= Robert Wallace (poet) =

American poet

Robert Arthur Wallace was an American poet. He was born in Springfield, Missouri on January 10, 1932, as the only child of Tincy Stough Wallace and Roy Franklin Wallace. He died April 9, 1999, in Cleveland, Ohio. Wallace was buried at the Lakeview Cemetery there. He served two years in the U.S. Army and was discharged as a private first class.

==Education==

He graduated Harvard College summa cum laude in 1953 with a bachelor's degree in English. At Harvard he became lifelong friends with fellow student John Updike. He married Emily Mitchell Wallace, a noted William Carlos Williams scholar and also a native of Springfield. Wallace attended St. Catharine's College, Cambridge University on a Fulbright scholarship and Woodrow Wilson Fellowship and received a second B.A. in English there.

==Career==

Wallace published his first book of poems in 1957, This Various World and Other Poems, in Volume IV of Scribner's Poets of Today series. He began teaching at Bryn Mawr College before he moved to Sweet Briar College (where he met another lifelong friend, artist Lauren Oliver) and then Vassar College. Wallace married his second wife Jan while at Vassar.

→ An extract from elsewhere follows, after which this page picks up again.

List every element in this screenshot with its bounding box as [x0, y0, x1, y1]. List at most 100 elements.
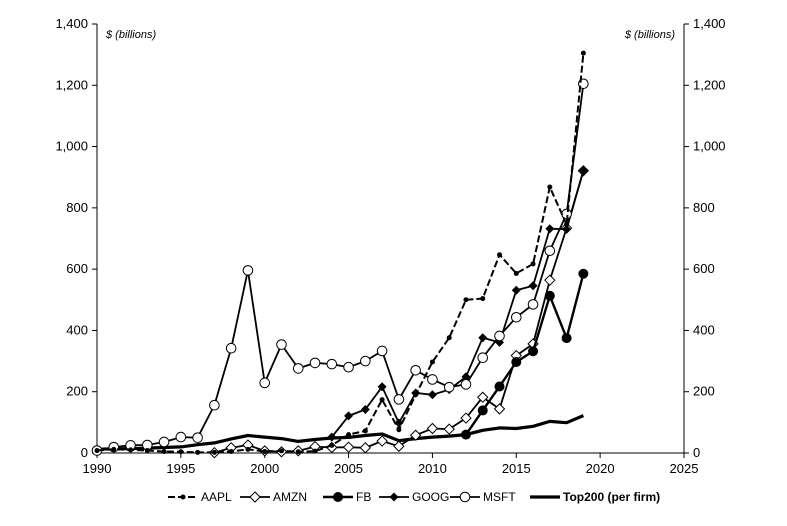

He settled his teaching at Western Reserve University (later Case Western Reserve University) in 1965. A second book of poetry, Views from a Ferris Wheel, in 1965, followed by Ungainly Things in 1968. Wallace married Sharon Lillevig in the late 1970s. He published Swimmer in the Rain in 1979, Girlfriends and Wives in 1984 and The Common Summer: New and Collected Poems in 1989. In 1982, Wallace published Writing Poems, a poetry writing text still in use more than thirty years later. He married Christine Seidler Wallace 1982, with whom he stayed until his death in 1999.

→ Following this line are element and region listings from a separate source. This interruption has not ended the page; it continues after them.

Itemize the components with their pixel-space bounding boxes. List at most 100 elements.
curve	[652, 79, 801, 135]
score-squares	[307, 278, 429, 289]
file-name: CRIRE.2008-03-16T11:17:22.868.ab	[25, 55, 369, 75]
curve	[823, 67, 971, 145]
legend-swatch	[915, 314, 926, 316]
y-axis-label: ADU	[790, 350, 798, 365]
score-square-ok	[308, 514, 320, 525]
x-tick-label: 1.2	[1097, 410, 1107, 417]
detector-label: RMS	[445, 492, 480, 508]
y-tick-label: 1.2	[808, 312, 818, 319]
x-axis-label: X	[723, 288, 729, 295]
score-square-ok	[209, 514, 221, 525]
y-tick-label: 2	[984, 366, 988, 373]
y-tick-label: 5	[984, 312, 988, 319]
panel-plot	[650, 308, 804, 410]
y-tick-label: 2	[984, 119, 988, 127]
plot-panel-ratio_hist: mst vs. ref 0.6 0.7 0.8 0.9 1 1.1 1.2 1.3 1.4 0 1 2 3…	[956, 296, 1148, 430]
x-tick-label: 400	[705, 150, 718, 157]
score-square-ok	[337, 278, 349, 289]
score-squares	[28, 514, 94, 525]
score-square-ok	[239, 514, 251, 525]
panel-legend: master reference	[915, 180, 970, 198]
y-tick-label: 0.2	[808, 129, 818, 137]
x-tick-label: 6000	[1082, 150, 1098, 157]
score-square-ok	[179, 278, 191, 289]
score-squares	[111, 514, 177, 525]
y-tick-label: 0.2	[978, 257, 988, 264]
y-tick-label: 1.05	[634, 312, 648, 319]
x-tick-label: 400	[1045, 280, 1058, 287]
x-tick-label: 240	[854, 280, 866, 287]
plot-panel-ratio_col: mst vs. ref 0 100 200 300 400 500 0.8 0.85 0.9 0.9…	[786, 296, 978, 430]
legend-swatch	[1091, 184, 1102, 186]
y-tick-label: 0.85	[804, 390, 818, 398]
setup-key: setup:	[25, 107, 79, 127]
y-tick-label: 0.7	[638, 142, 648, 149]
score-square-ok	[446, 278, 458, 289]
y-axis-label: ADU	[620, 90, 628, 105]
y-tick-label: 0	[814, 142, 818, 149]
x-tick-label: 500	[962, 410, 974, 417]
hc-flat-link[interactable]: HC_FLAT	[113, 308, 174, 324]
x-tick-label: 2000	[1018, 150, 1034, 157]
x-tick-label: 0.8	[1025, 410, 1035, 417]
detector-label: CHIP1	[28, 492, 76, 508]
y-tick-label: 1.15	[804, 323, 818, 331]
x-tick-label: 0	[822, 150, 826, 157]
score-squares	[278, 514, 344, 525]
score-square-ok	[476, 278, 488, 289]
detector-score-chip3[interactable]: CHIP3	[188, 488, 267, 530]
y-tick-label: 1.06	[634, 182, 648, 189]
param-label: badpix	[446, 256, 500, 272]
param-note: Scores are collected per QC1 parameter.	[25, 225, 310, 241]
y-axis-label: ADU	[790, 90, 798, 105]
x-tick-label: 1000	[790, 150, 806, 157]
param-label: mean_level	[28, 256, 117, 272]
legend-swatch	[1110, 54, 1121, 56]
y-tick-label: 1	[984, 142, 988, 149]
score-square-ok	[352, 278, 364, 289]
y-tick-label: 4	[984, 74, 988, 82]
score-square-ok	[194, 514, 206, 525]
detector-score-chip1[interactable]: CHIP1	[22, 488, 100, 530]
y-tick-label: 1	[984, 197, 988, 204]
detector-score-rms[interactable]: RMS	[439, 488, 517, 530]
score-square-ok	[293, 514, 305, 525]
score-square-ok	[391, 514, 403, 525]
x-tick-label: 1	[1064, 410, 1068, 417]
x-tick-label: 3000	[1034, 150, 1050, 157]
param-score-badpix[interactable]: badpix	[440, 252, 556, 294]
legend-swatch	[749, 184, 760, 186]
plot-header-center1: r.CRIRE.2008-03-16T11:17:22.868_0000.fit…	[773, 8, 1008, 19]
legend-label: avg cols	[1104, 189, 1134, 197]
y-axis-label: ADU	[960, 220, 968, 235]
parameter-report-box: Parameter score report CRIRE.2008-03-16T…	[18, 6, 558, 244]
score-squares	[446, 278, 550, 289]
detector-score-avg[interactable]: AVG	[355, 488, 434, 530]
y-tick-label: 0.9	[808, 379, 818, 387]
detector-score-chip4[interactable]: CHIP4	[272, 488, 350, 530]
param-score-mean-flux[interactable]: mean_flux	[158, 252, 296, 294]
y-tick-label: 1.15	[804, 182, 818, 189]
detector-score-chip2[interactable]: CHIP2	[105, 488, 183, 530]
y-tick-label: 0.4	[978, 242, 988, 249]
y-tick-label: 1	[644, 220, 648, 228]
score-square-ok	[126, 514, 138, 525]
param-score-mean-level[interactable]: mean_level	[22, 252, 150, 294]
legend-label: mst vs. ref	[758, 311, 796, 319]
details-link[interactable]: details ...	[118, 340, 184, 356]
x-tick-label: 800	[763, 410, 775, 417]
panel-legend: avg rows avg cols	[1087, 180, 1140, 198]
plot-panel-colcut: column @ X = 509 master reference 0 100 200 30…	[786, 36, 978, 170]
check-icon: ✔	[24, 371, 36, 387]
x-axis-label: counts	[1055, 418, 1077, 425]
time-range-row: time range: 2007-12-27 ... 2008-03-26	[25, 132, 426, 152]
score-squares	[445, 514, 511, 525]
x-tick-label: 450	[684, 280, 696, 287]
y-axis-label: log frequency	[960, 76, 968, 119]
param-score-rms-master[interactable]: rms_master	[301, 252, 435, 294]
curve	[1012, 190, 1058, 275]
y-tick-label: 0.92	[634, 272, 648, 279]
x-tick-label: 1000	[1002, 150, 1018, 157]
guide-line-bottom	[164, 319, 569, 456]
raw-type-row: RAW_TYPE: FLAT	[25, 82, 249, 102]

Art, nature, and human relationships are frequent themes of Wallace's poetry.

== Bits Press ==

Wallace began Bits Press in 1974. Bits began as a letterpress publishing company dedicated to short poems (12 lines or less), issuing a series of chapbooks entitled bits that were distributed free to a writers, collectors, and others. Bits branched out to publish short fiction in a series entitled pieces. Bits also published chapbooks of works written by individual authors, including Mary Oliver, Updike, Bruce Bennett, Peter Klappert, Peter Meinke and X. J. Kennedy. Bits also published small edition, specially bound volumes for sale to collectors, including The Complete Poetical Works of T. E. Hulme, and Emersonianism by John Updike.

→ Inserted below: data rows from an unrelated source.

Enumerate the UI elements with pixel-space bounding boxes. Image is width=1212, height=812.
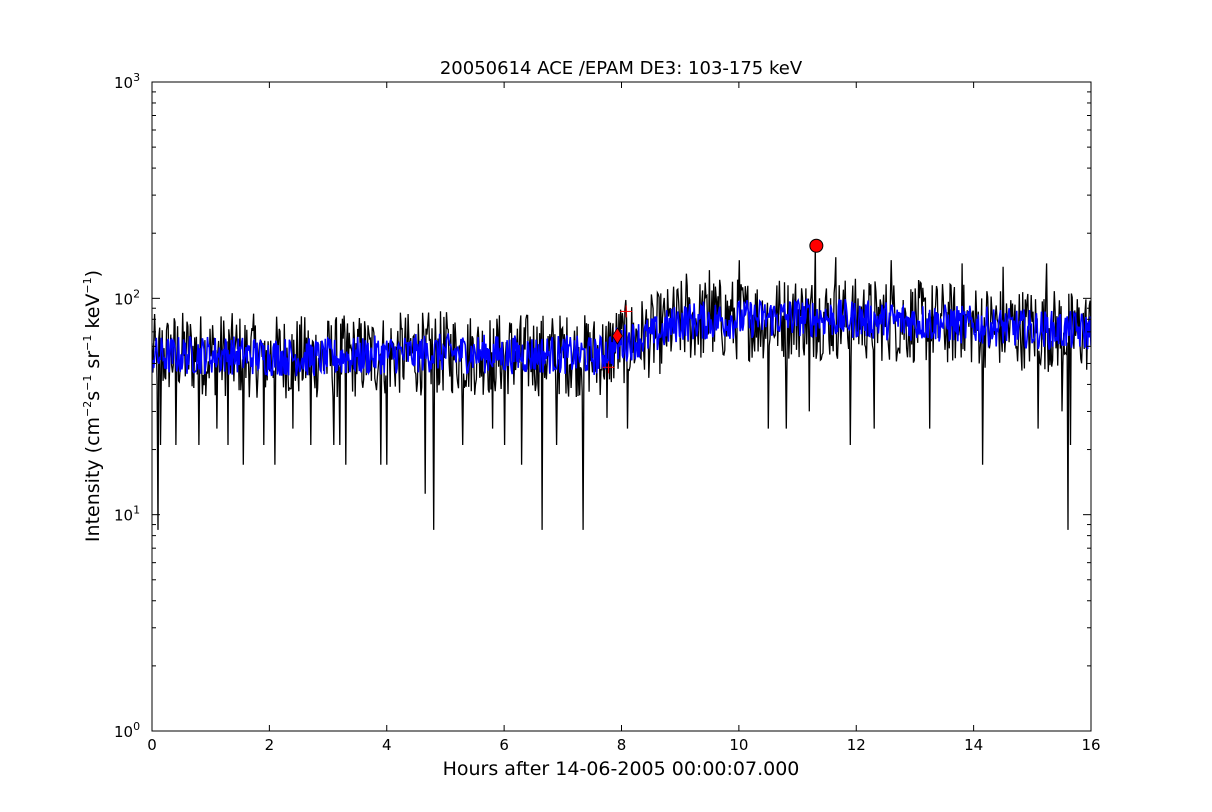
x-tick-label: 16 [1081,736,1100,754]
x-tick-label: 6 [499,736,509,754]
x-axis-label: Hours after 14-06-2005 00:00:07.000 [443,758,800,780]
marker-circle [809,238,824,253]
y-tick-label: 102 [114,287,140,308]
x-axis: 0 2 4 6 8 10 12 14 16 [147,82,1101,754]
marker-plus [602,361,615,374]
marker-layer [602,238,824,374]
x-tick-label: 2 [265,736,275,754]
y-tick-label: 100 [114,720,140,741]
x-tick-label: 10 [729,736,748,754]
x-tick-label: 0 [147,736,157,754]
plot-area [151,81,1092,732]
marker-diamond [611,327,623,345]
x-tick-label: 4 [382,736,392,754]
y-tick-label: 103 [114,71,140,92]
series-line-smoothed [152,297,1091,377]
chart-title: 20050614 ACE /EPAM DE3: 103-175 keV [440,58,803,79]
x-tick-label: 14 [964,736,983,754]
x-tick-label: 8 [617,736,627,754]
y-tick-label: 101 [114,504,140,525]
y-axis: 100 101 102 103 [114,71,1091,741]
plot-background [152,82,1091,731]
series-layer [152,245,1091,530]
x-tick-label: 12 [847,736,866,754]
marker-plus [620,305,633,318]
y-axis-label: Intensity (cm−2s−1 sr−1 keV−1) [81,270,104,542]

Eventually, Wallace turned Bits Press into an ambitious attempt to widen the market for poetry to the general reader through light verse and funny poems, establishing the series Light Year in 1984. The project was a limited success, but the project was ultimately abandoned in 1989, after Sometime the Cow Kick Your Head. Wallace continued to support similar efforts by Light Quarterly, among others.